Figure 4. WT1 binding is observed at the CCNA1 promoter, and WT1 overexpression upregulates CCNA1 promoter activity. (A) Three potential WT1 binding sites in the CCNA1 promoter were identified using MatInspector software. Arrowheads indicate primer locations used to PCR-amplify each individual binding site (primer sequences shown in Table IIC). (B) ChIP assay demonstrated chromatin binding by WT1. Purified DNA was PCR amplified at sites 1, 2 and 3, and a negative control site in the CCNA1 promoter, then analyzed by gel electrophoresis. WT1 bound in vivo to chromatin at the sites −1,779 (site 3) and −1,057 (site 2), but not to the site −499 (site 1) or to the negative control site lacking WT1 sites (specificity control). The lanes from left to right are as follows: lane 1, PCR control (no DNA); lane 2, input DNA control; lane 3, IgG (antibody control); lane 4, WT1 antibody precipitated chromatin. Binding at sites 2 and 3 was also verified by qPCR amplification and shown as fold enrichment relative to IgG (bottom panel). (C) Schematic diagram of the distal (−1,180/+145) and proximal (−454/+145) CCNA1 promoter with filled circles indicating WT1 binding sites. (D) Distal and (E) proximal CCNA1 promoter constructs were co-transfected with the human WT1 expression plasmids (wild-type and ZF mutant) in K562 cells. Shown is the normalized luciferase activity of CCNA1 promoters in WT1-transfected cells relative to the empty vector control. Wild-type WT1 upregulated the distal (−1,180/+145) and the proximal (−454/+145) CCNA1 promoters, while the ZF mutated construct did not increase promoter activity. Significance was determined at ***P<0.001 using one-way ANOVA. Results of transfection of human WT1 expression plasmids were confirmed with murine Wt1 plasmids. Luciferase activity in (F) distal and (G) proximal CCNA1 promoter co-transfected with the murine Wt1 expressing plasmid demonstrated upregulated activity compared to empty vector control. Significance was determined at **P<0.01 and ***P<0.001 using Students t-test. WT1, Wilms tumor 1; CCNA1, cyclin A1.
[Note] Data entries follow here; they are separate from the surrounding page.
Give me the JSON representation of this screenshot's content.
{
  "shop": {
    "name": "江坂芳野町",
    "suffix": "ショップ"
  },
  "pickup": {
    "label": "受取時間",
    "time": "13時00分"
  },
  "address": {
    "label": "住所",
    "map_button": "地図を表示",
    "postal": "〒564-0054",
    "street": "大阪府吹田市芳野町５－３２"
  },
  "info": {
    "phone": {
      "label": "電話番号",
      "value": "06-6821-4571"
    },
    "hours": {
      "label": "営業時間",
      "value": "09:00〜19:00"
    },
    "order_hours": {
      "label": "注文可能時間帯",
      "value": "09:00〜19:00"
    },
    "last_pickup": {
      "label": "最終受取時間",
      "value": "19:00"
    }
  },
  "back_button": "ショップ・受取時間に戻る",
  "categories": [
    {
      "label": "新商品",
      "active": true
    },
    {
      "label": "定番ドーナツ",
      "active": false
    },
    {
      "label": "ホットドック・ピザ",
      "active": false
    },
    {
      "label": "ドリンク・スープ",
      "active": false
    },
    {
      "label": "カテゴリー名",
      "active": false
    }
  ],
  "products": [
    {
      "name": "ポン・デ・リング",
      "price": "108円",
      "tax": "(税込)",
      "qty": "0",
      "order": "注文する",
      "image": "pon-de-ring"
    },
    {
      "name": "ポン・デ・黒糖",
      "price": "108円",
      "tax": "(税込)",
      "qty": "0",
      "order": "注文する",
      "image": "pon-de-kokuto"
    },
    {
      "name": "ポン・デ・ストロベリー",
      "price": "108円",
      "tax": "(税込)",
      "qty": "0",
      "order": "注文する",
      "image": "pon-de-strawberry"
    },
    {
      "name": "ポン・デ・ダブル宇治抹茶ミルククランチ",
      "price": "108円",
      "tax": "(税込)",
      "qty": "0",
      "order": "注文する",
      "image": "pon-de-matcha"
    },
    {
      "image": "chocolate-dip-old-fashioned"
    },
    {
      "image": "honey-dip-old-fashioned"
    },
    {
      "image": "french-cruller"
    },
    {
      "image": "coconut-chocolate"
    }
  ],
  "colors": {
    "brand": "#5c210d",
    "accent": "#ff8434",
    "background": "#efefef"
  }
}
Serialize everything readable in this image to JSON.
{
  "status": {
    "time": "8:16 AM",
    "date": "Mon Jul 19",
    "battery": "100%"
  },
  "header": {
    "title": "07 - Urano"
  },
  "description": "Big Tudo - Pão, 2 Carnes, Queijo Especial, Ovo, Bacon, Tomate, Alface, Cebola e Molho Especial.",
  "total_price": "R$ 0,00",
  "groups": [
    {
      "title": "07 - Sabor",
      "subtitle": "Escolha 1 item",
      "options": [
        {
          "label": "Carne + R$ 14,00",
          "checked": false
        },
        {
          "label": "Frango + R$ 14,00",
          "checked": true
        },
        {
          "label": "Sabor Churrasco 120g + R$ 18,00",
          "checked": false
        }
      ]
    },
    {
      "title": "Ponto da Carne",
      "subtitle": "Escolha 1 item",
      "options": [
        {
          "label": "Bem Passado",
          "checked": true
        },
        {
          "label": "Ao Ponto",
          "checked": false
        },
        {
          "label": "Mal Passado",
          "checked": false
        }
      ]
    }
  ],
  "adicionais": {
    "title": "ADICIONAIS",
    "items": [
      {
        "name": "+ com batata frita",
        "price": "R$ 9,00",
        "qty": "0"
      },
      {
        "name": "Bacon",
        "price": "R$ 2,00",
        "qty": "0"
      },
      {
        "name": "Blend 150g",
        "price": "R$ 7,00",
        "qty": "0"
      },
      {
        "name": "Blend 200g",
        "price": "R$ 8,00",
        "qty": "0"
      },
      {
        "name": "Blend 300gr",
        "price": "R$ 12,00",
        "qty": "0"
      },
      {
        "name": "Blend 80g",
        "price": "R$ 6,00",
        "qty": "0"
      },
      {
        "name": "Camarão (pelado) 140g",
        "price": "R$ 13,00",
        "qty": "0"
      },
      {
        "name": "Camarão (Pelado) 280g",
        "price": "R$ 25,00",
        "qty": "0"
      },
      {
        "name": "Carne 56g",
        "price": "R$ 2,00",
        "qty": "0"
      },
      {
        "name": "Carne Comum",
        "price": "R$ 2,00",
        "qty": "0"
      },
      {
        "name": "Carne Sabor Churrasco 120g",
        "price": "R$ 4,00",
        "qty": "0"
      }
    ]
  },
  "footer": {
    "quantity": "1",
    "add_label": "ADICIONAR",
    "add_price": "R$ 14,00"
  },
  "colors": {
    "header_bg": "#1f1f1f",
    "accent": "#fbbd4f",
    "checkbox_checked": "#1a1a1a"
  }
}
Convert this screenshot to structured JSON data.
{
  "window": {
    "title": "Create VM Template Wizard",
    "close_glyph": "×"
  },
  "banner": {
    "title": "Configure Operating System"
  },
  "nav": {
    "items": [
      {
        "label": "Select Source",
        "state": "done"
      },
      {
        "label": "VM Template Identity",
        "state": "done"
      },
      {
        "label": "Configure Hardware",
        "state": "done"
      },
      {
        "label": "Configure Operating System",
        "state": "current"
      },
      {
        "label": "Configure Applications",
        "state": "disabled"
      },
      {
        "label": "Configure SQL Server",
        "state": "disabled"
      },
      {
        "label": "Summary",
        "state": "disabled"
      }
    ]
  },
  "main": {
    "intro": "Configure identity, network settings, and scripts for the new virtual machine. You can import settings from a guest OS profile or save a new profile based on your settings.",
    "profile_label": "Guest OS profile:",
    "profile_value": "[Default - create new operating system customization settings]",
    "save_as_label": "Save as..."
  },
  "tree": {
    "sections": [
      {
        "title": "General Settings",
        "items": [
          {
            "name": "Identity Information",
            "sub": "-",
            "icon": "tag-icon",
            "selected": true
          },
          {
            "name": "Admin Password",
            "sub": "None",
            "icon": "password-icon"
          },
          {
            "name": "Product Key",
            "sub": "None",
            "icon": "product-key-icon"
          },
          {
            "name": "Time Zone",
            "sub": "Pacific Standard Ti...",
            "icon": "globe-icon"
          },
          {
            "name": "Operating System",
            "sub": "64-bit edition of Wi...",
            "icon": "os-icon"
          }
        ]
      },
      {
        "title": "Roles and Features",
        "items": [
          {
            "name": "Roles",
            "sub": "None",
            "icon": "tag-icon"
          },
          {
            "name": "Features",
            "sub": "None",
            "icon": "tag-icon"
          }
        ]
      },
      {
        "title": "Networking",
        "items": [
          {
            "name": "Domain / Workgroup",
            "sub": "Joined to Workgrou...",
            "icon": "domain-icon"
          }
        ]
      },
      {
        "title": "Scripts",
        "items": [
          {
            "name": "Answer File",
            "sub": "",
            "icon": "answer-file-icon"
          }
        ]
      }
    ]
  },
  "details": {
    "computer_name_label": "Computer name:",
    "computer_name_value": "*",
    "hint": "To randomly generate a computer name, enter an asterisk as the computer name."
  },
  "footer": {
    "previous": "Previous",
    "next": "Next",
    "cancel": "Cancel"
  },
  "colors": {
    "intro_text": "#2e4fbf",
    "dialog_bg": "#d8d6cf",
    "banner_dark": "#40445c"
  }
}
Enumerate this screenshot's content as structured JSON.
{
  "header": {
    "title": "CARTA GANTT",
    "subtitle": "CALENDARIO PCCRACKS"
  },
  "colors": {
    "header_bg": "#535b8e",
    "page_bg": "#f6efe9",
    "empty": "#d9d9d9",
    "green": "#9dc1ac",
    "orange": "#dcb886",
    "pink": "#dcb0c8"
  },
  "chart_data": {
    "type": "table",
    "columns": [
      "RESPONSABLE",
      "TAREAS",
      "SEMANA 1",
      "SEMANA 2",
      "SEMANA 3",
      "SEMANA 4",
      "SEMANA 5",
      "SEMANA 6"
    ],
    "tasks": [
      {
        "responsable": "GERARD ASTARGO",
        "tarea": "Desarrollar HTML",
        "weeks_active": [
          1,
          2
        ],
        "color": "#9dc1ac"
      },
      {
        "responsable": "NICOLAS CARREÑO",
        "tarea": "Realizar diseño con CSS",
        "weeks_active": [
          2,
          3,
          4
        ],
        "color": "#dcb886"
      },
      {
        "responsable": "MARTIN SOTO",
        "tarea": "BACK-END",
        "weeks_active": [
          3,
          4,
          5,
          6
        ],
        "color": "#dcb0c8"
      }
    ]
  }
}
Activation of the CCNA1 promoter by WT1 requires ZF domain, but not canonical WT1 binding sites

The co-transfection of distal CCNA1 promoter plasmid (Fig. 4C) into K562 cells with one of the expression constructs described in Fig. 2A revealed that the wild-type WT1 increased the distal CCNA1 promoter activity by >2.5-fold relative to the empty vector control, but the mutant lacking the ZF domain did not enhance CCNA1 promoter activity (Fig. 4D). Surprisingly, although no WT1 binding sites were identified in the GC-rich proximal region of the CCNA1 promoter (Fig. 4C), WT1 significantly elevated proximal promoter (−454/+145) activity (Fig. 4E). The upregulated distal and proximal promoter activity was confirmed by transfection of the K562 cells with the murine GFP-tagged Wt1 construct (Fig. 4F and G). These results suggest that the WT1 ZF domain is important for the transcriptional upregulation of the CCNA1 promoter, and that WT1 activates the promoter through both canonical and non-canonical sites.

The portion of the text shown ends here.